From the Guidelines
A 0.1 cm increase in size of a previously benign 3.1 cm thyroid nodule (TR4) to 3.2 cm does not typically warrant a re-biopsy on its own. This small change falls within the margin of measurement error and is not considered clinically significant growth. For thyroid nodules with previous benign cytology, re-biopsy is generally recommended when there is significant growth (usually defined as a 20% increase in at least two dimensions with a minimum increase of 2 mm) or when there are new suspicious sonographic features, as suggested by the American College of Radiology Appropriateness Criteria for thyroid disease 1. In this case, the growth is only about 3%, which is minimal. However, the TR4 classification indicates an intermediate suspicion for malignancy, so regular monitoring should continue with ultrasound follow-up in 6-12 months, as recommended by the European Society for Medical Oncology guidelines for diagnosis, treatment, and follow-up of thyroid cancer 1. If more rapid growth occurs in the future, new suspicious features develop, or if the patient develops symptoms like difficulty swallowing or voice changes, then re-biopsy would be appropriate. The decision should also consider the patient's risk factors, the quality of the initial biopsy, and any clinical symptoms.

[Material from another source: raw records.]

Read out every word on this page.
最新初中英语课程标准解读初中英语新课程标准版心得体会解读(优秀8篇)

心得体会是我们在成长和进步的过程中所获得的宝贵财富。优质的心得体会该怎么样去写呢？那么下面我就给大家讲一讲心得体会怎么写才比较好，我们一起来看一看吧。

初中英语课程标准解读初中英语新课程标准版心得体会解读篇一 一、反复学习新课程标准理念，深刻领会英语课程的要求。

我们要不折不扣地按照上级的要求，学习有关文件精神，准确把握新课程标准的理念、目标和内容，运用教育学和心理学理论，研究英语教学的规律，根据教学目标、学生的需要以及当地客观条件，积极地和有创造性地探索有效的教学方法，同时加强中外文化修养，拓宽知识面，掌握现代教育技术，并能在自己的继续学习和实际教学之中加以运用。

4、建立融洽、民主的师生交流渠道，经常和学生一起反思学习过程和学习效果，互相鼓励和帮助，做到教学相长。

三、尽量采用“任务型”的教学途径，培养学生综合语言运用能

Some key points to consider in the management of thyroid nodules include:
- The use of fine-needle aspiration cytology (FNAC) as an important technique for the diagnosis of thyroid nodules, particularly for those with suspicious sonographic features or a history of head and neck irradiation 1.
- The importance of considering the patient's risk factors, such as family history of thyroid cancer, in the decision to perform a re-biopsy.
- The role of ultrasound in monitoring thyroid nodule growth and detecting new suspicious features, as recommended by the American College of Radiology Appropriateness Criteria for thyroid disease 1.
From the Research
Thyroid Nodule Size Increase and Re-Biopsy
- A 0.1 cm increase in size of a previously benign 3.1 cm thyroid nodule to 3.2 cm may not necessarily warrant a re-biopsy, as the increase in size is relatively small.
- According to the study by 2, significant nodule growth (SNG) is common in benign thyroid nodules, but malignancy is quite rare in growing nodules.
- The American College of Radiology Thyroid Imaging Reporting and Data System committee published a standardized approach to classifying nodules on ultrasound, which can help determine which nodules demonstrate malignant features 3.
- The study by 4 found that thyroid nodule size is inversely related to malignancy risk, as larger nodules have lower malignancy rates.
- However, the relationship of size to malignancy varies by FNA status, and size alone should not be considered as an independent risk factor 4.
- The study by 5 found that a large nodule size does not contribute to the risk of malignancy or the risk of a false-negative FNA, and that a large nodule size should not prompt automatic referral for thyroidectomy.
- The decision to re-biopsy a thyroid nodule should be based on a personalized, risk-based protocol that takes into account the estimated risk of malignancy and the presence and severity of compressive symptoms 6.
Factors to Consider
- The initial risk estimate, derived from ultrasound and, if performed, cytology report, should determine the need for treatment and the type, frequency, and length of subsequent follow-up 6.
- Factors associated with significant nodule growth (SNG) include being younger than 45 years of age, having a higher number of nodules, and having smaller nodule volume 2.
- The Thyroid Imaging Reporting and Data System can help identify nodules that demonstrate malignant features and reduce the number of unnecessary biopsies 3.